Unless organizational governance changes its fundamental orientation from output to value, we will continue to damage individuals, our planet, and our societies by producing ever-more stuff while losing meaning and connection. It is a grim outlook and, in the end, serves very few.
Valuing Humans in Corporate Governance
Have you ever wondered where the term “end-of-life” came from when talking about infrastructure?

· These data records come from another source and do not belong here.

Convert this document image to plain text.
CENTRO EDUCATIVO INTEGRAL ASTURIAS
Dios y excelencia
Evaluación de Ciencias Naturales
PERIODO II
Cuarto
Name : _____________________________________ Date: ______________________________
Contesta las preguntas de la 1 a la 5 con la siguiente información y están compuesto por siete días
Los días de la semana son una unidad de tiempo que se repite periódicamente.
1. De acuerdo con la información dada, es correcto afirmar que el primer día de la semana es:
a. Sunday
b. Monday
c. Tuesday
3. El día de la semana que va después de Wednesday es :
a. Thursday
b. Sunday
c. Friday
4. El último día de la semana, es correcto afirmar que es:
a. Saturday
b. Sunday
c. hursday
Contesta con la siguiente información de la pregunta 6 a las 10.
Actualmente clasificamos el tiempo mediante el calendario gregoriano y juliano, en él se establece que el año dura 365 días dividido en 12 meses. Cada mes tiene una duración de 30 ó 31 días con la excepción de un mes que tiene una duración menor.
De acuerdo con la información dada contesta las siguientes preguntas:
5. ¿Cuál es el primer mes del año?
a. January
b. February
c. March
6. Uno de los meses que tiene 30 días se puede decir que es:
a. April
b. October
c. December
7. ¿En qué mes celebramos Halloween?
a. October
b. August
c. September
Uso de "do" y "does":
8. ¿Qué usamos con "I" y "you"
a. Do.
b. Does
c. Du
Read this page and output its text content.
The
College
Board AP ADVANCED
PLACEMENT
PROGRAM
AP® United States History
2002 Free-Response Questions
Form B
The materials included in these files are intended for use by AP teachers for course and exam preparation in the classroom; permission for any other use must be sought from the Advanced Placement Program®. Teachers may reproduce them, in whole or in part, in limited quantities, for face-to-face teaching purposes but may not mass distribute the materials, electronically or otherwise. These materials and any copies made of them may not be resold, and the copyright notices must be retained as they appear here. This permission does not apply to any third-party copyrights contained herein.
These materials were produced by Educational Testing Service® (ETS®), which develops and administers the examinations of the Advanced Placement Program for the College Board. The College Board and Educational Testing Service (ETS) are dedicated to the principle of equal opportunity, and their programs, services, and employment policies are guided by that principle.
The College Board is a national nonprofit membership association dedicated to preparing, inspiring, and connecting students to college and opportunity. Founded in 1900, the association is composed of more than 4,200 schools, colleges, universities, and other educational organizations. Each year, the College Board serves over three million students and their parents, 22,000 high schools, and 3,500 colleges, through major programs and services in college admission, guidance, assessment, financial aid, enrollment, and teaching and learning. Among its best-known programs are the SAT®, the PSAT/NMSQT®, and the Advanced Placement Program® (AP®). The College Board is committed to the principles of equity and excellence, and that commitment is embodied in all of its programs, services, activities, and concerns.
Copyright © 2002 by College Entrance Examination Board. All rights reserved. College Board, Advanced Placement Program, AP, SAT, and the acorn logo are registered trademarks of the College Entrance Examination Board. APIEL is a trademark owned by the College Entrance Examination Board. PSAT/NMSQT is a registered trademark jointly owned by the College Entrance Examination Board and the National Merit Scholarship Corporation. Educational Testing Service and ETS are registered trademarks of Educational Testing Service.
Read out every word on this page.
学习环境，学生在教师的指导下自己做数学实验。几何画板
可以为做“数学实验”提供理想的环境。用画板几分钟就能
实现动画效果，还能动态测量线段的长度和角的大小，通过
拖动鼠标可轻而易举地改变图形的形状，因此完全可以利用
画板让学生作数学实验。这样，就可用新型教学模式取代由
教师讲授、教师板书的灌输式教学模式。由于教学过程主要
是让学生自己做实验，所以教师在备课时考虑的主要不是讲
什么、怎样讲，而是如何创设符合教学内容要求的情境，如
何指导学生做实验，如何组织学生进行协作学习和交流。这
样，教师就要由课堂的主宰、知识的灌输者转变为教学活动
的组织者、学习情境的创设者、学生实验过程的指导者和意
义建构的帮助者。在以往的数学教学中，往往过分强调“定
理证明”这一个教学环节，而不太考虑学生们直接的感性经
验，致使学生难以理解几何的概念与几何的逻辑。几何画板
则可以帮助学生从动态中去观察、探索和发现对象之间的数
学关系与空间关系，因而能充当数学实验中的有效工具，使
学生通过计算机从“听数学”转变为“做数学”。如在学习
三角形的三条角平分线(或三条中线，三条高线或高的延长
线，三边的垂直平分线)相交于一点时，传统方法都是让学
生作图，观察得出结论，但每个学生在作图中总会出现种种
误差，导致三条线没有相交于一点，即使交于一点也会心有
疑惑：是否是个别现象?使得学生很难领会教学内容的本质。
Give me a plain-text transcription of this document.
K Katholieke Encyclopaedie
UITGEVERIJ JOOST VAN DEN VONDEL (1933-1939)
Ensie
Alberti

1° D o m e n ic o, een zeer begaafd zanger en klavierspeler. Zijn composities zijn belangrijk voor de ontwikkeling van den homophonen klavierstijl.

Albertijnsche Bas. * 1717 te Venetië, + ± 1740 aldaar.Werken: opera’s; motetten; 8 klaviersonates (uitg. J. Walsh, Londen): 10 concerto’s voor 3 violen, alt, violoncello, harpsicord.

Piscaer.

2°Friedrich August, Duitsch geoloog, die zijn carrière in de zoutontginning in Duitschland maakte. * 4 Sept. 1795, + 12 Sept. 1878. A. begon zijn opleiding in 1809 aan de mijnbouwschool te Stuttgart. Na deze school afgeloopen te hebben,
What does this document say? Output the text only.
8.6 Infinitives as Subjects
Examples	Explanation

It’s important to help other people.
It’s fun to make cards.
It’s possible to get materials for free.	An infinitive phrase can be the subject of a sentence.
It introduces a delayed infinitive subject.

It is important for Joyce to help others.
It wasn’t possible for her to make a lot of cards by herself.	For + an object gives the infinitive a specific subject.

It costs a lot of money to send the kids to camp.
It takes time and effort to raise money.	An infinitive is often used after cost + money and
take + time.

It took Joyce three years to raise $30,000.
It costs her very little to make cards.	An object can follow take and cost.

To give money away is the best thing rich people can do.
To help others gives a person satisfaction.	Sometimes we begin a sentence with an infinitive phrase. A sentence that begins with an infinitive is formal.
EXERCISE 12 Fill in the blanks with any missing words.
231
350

When enslaved people were considered property, they were accounted for as assets on corporate balance sheets and end-of-life was not a euphemism. Once slavery was no longer legal, people were removed from the asset side of balance sheets because they were no longer owned property (yes, that is as horrible as it sounds). People were, however, kept on the liability side of the balance sheet because of their salaries and benefits. That was not ideal but in an age were employees were primarily production capacity, it sort of worked. But what about now? We don’t need people to staff production lines, run warehouses, or generate content.
What are humans good for?
Humans are unique in their ability to build relationships, teach, learn, energize, communicate, care, influence, and create new ideas. That has real value because it is all the things that shift the behaviors of others. None of it is included in our organizational metrics, accounting, and governance – and none of that capacity is accounted for as an asset. Instead, we hire and lay off employees like we would switch supply chains on and off – and make it even harder for our organizations to maintain trust and influence.
My hope is that the AI Apocalypse helps us understand that is was never the volume of content which mattered – it was its context and use by humans that mattered. My fear is that we are so stuck in the mindset that the volume of things more valuable than relationships that we will ruin ourselves before we figure it out.